THE SCHOOL OF MATERIALS SCIENCE AND ENGINEERING
GEORGIA INSTITUTE OF TECHNOLOGY
Under the provisions of the regulations for the degree
DOCTOR OF PHILOSOPHY
on Thursday, January 31, 2019
in Love 295
will be held the
"Effect of Strain on General and Localized Corrosion Behavior of Steels"
Prof. Preet Singh, Advisor, MSE
Prof. Arun Gokhale, MSE
Prof. Faisal Alamgir, MSE
Prof. Matthew McDowell, ME/MSE
Prof. Thomas Fuller, ChBE
Metallic structures in various chemical-processing industries as well as in other structural applications have shown accelerated corrosion in areas with strain/deformation. During manufacturing, assembly and even during service, strain is inevitably introduced to metallic materials. Although pertinent prior research has concentrated on the stress corrosion cracking (SCC) and corrosion fatigue, but the effect of strain on other modes of corrosion in different material/environment systems is not very well understood.
Present study mainly focuses on the influence of strain on general corrosion behavior of steels. Effect of strain on corrosion reactions also depends on whether the metal is under active state or has a passive film formed at the surface. When passivity is unstable, both elastic strain and plastic strain were found to shift the open circuit potential (OCP) of carbon steel A569 to a more negative value in an acidic environment. Thermodynamically, this shift indicates a stronger tendency of general corrosion due to the presence of strain. Consequentially, both deformed tensile A569 specimens and cold-rolled A569 specimens exhibited an accelerated general corrosion rate to different degrees. However, cold-rolling was found to accelerate the re-formation of the passive film on the A569 surface when passivity is stable.
Applied strain also participates in localized corrosion by causing local damage to the protective passive film. When passivity is broken down locally, tensile strain, both elastic and plastic was found to promote pitting corrosion of stainless steel (SS) 304 in a chloride-containing aqueous environment. It was found that elastic strain increased the pitting susceptibility of SS304, by stabilizing the pit-growth process regardless of different surface treatments. Increase in the pitting susceptibility with strain reached a limit at the yield stress of SS304. An increase in the tensile strain into the plastic range did not lead to further damage in the pitting potential of SS304. However, the plastically deformed SS304 experienced different extents of recovery in the pitting potential after the applied stress was released.

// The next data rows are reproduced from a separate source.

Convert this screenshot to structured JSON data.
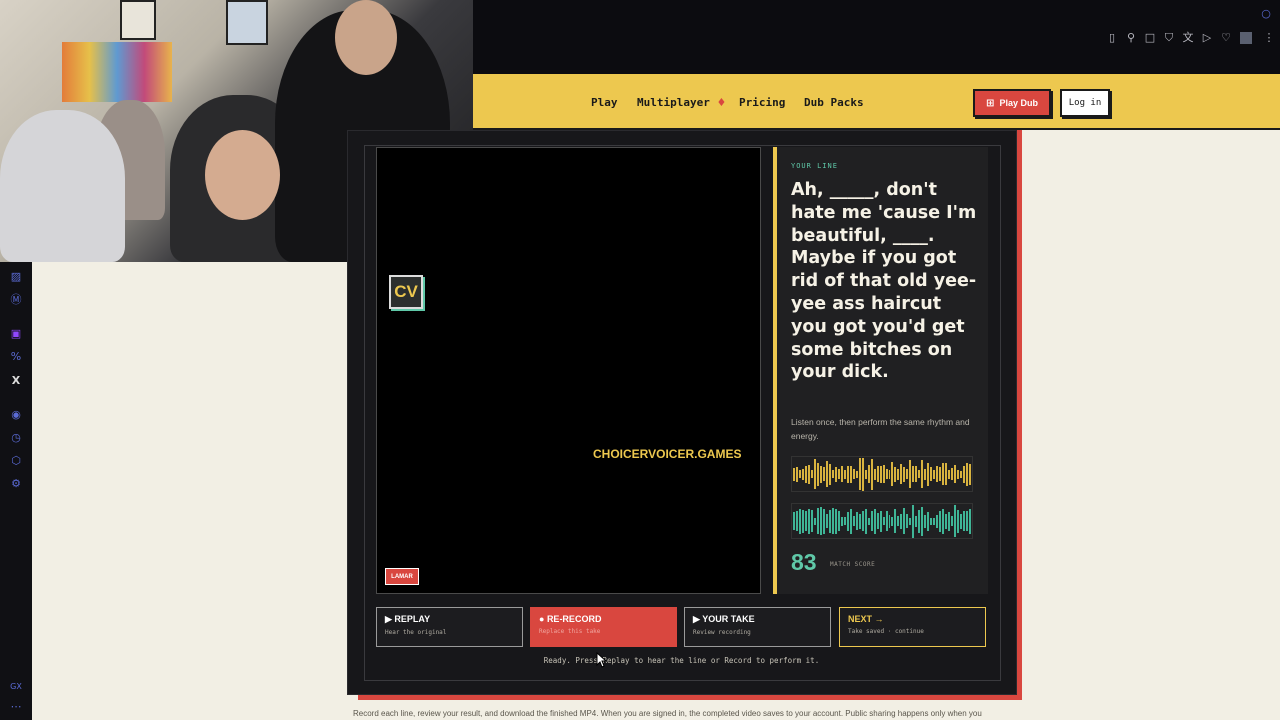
{
  "header": {
    "nav": [
      "Play",
      "Multiplayer",
      "Pricing",
      "Dub Packs"
    ],
    "multiplayer_icon": "fire-icon",
    "play_dub_label": "Play Dub",
    "login_label": "Log in"
  },
  "video": {
    "logo": "CV",
    "watermark": "CHOICERVOICER.GAMES",
    "character_tag": "LAMAR"
  },
  "line_panel": {
    "label": "YOUR LINE",
    "line": "Ah, _____, don't hate me 'cause I'm beautiful, ____. Maybe if you got rid of that old yee-yee ass haircut you got you'd get some bitches on your dick.",
    "hint": "Listen once, then perform the same rhythm and energy.",
    "match_score": "83",
    "match_label": "MATCH SCORE",
    "colors": {
      "original_wave": "#d8b33f",
      "take_wave": "#3fb596",
      "accent": "#edc84f"
    }
  },
  "actions": [
    {
      "title": "REPLAY",
      "subtitle": "Hear the original",
      "icon": "play-icon"
    },
    {
      "title": "RE-RECORD",
      "subtitle": "Replace this take",
      "icon": "record-dot-icon"
    },
    {
      "title": "YOUR TAKE",
      "subtitle": "Review recording",
      "icon": "play-icon"
    },
    {
      "title": "NEXT →",
      "subtitle": "Take saved · continue",
      "icon": ""
    }
  ],
  "status": "Ready. Press Replay to hear the line or Record to perform it.",
  "footer_note": "Record each line, review your result, and download the finished MP4. When you are signed in, the completed video saves to your account. Public sharing happens only when you"
}
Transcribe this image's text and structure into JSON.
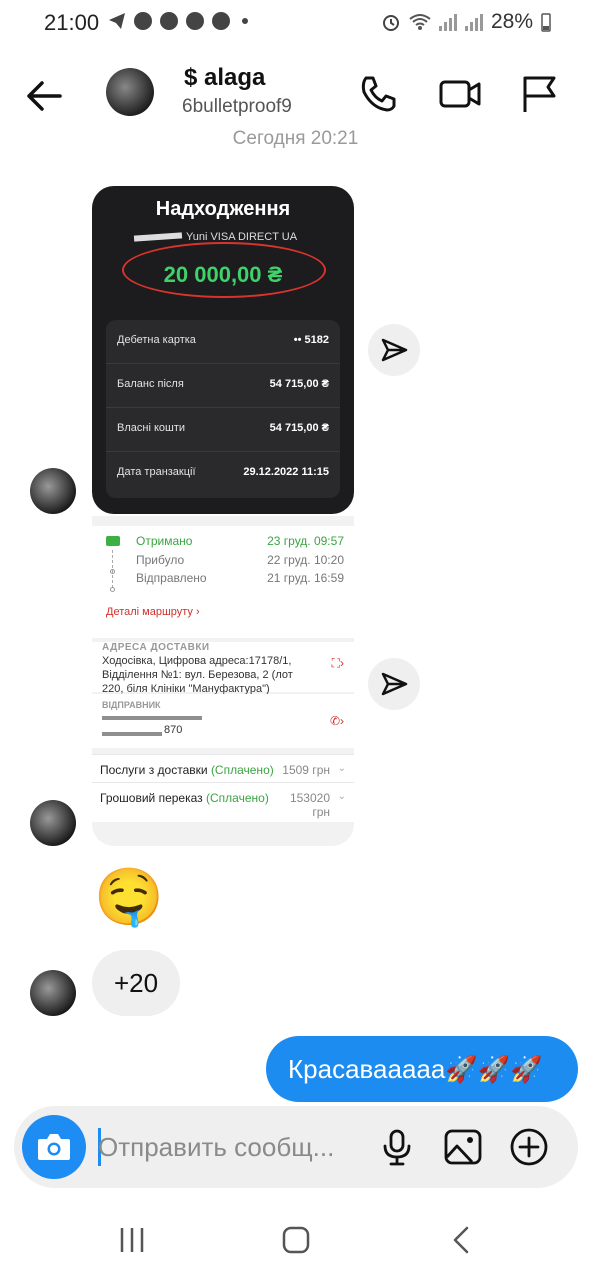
{
  "status_bar": {
    "time": "21:00",
    "battery": "28%"
  },
  "header": {
    "display_name": "$ alaga",
    "username": "6bulletproof9"
  },
  "date_separator": "Сегодня 20:21",
  "receipt_card": {
    "title": "Надходження",
    "subtitle": "Yuni VISA DIRECT UA",
    "amount": "20 000,00 ₴",
    "rows": [
      {
        "label": "Дебетна картка",
        "value": "•• 5182"
      },
      {
        "label": "Баланс після",
        "value": "54 715,00 ₴"
      },
      {
        "label": "Власні кошти",
        "value": "54 715,00 ₴"
      },
      {
        "label": "Дата транзакції",
        "value": "29.12.2022 11:15"
      }
    ]
  },
  "delivery_card": {
    "tracking": [
      {
        "label": "Отримано",
        "value": "23 груд. 09:57"
      },
      {
        "label": "Прибуло",
        "value": "22 груд. 10:20"
      },
      {
        "label": "Відправлено",
        "value": "21 груд. 16:59"
      }
    ],
    "route_link": "Деталі маршруту ›",
    "address_header": "АДРЕСА ДОСТАВКИ",
    "address_text": "Ходосівка, Цифрова адреса:17178/1, Відділення №1: вул. Березова, 2 (лот 220, біля Клініки \"Мануфактура\")",
    "sender_header": "ВІДПРАВНИК",
    "sender_phone_tail": "870",
    "fees": [
      {
        "label": "Послуги з доставки",
        "status": "(Сплачено)",
        "value": "1509 грн"
      },
      {
        "label": "Грошовий переказ",
        "status": "(Сплачено)",
        "value": "153020 грн"
      }
    ]
  },
  "messages": {
    "emoji": "🤤",
    "incoming_text": "+20",
    "outgoing_text": "Красавааааа🚀🚀🚀"
  },
  "composer": {
    "placeholder": "Отправить сообщ..."
  },
  "icons": {
    "back": "arrow-left-icon",
    "call": "phone-icon",
    "video": "video-camera-icon",
    "report": "flag-icon",
    "share": "send-icon",
    "camera": "camera-icon",
    "mic": "microphone-icon",
    "gallery": "image-icon",
    "add": "plus-circle-icon"
  },
  "colors": {
    "outgoing_bubble": "#1c8cf1",
    "amount_green": "#3fd16a",
    "highlight_oval": "#d8342c"
  }
}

This recovery of pitting resistance ceased at certain plastic stain level, which was found to be ~9% for SS304. Localized areas associated with inhomogeneity and surface defects such as slip-steps were found to be more prone to pitting attacks. After re-polishing and removal of surface defects, the pitting potential of SS304 was fully recovered for plastically strained specimens. Based on these results, mechanisms for the effect of strain on general and pitting corrosion are proposed. Results from the present study also provides the possible ways to mitigate the strain-induced pitting and general corrosion in steels.